Advertisement
Australia markets closed
  • ALL ORDS

    7,897.50
    +48.10 (+0.61%)
     
  • ASX 200

    7,629.00
    +42.00 (+0.55%)
     
  • AUD/USD

    0.6612
    +0.0040 (+0.61%)
     
  • OIL

    77.99
    -0.96 (-1.22%)
     
  • GOLD

    2,310.10
    +0.50 (+0.02%)
     
  • Bitcoin AUD

    95,859.20
    +888.47 (+0.94%)
     
  • CMC Crypto 200

    1,315.73
    +38.75 (+3.04%)
     
  • AUD/EUR

    0.6140
    +0.0020 (+0.33%)
     
  • AUD/NZD

    1.0992
    -0.0017 (-0.16%)
     
  • NZX 50

    11,938.08
    +64.04 (+0.54%)
     
  • NASDAQ

    17,890.79
    +349.25 (+1.99%)
     
  • FTSE

    8,213.49
    +41.34 (+0.51%)
     
  • Dow Jones

    38,675.68
    +450.02 (+1.18%)
     
  • DAX

    18,001.60
    +105.10 (+0.59%)
     
  • Hang Seng

    18,475.92
    +268.79 (+1.48%)
     
  • NIKKEI 225

    38,236.07
    -37.98 (-0.10%)
     

Medlab Clinical Limited's (ASX:MDC) Path To Profitability

We feel now is a pretty good time to analyse Medlab Clinical Limited's (ASX:MDC) business as it appears the company may be on the cusp of a considerable accomplishment. Medlab Clinical Limited, a medical research and development facility, engages in the nutraceutical products and pharmaceutical research businesses in Australia. The AU$70m market-cap company announced a latest loss of AU$13m on 30 June 2020 for its most recent financial year result. The most pressing concern for investors is Medlab Clinical's path to profitability – when will it breakeven? In this article, we will touch on the expectations for the company's growth and when analysts expect it to become profitable.

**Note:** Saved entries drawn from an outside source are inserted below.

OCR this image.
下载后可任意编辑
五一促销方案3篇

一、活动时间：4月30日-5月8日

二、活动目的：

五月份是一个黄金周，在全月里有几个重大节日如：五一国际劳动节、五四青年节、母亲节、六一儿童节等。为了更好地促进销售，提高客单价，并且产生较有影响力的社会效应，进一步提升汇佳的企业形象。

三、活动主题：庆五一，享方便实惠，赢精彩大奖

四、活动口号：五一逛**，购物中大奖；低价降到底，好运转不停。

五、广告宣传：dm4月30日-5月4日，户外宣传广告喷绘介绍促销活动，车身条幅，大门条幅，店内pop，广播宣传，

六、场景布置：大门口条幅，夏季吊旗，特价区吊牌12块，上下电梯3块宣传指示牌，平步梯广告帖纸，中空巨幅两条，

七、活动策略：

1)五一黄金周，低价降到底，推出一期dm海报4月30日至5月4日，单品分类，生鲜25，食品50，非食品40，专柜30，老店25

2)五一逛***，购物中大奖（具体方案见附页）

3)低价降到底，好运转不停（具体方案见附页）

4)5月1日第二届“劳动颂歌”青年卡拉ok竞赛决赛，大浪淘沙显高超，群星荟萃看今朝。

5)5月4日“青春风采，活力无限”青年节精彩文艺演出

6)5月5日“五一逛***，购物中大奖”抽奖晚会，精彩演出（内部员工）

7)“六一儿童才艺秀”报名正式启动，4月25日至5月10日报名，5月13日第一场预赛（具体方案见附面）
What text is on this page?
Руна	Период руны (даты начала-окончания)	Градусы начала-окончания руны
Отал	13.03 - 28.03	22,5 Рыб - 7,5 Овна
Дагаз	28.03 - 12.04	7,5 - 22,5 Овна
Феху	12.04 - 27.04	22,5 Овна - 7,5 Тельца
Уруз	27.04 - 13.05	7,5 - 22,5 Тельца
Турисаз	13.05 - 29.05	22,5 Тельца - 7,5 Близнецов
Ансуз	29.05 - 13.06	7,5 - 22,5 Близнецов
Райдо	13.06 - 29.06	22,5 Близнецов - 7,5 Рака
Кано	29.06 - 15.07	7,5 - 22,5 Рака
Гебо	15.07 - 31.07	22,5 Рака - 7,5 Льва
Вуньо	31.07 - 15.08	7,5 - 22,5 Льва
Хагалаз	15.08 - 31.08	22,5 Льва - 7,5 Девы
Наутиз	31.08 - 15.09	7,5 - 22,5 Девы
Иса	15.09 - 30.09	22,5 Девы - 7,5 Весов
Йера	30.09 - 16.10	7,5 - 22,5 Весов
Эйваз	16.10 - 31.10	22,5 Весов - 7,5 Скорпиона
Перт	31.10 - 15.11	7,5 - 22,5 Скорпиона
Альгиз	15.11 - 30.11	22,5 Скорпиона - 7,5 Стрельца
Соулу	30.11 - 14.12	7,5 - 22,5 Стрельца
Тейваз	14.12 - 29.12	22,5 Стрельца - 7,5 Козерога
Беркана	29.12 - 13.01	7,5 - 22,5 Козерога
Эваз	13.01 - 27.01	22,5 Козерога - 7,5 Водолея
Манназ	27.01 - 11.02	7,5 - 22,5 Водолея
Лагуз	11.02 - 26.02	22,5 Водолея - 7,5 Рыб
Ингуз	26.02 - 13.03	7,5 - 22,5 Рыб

See our latest analysis for Medlab Clinical

Medlab Clinical is bordering on breakeven, according to some Australian Biotechs analysts. They anticipate the company to incur a final loss in 2022, before generating positive profits of AU$4.2m in 2023. Therefore, the company is expected to breakeven roughly 3 years from today. How fast will the company have to grow each year in order to reach the breakeven point by 2023? Working backwards from analyst estimates, it turns out that they expect the company to grow 39% year-on-year, on average, which signals high confidence from analysts. Should the business grow at a slower rate, it will become profitable at a later date than expected.

earnings-per-share-growth
earnings-per-share-growth

Underlying developments driving Medlab Clinical's growth isn’t the focus of this broad overview, though, keep in mind that by and large biotechs, depending on the stage of product development, have irregular periods of cash flow. This means that a high growth rate is not unusual, especially if the company is currently in an investment period.

ADVERTISEMENT

One thing we’d like to point out is that The company has managed its capital prudently, with debt making up 0.8% of equity. This means that it has predominantly funded its operations from equity capital, and its low debt obligation reduces the risk around investing in the loss-making company.

Next Steps:

There are too many aspects of Medlab Clinical to cover in one brief article, but the key fundamentals for the company can all be found in one place – Medlab Clinical's company page on Simply Wall St. We've also compiled a list of essential factors you should further research:

  1. Historical Track Record: What has Medlab Clinical's performance been like over the past? Go into more detail in the past track record analysis and take a look at the free visual representations of our analysis for more clarity.

  2. Management Team: An experienced management team on the helm increases our confidence in the business – take a look at who sits on Medlab Clinical's board and the CEO’s background.

  3. Other High-Performing Stocks: Are there other stocks that provide better prospects with proven track records? Explore our free list of these great stocks here.

This article by Simply Wall St is general in nature. It does not constitute a recommendation to buy or sell any stock, and does not take account of your objectives, or your financial situation. We aim to bring you long-term focused analysis driven by fundamental data. Note that our analysis may not factor in the latest price-sensitive company announcements or qualitative material. Simply Wall St has no position in any stocks mentioned.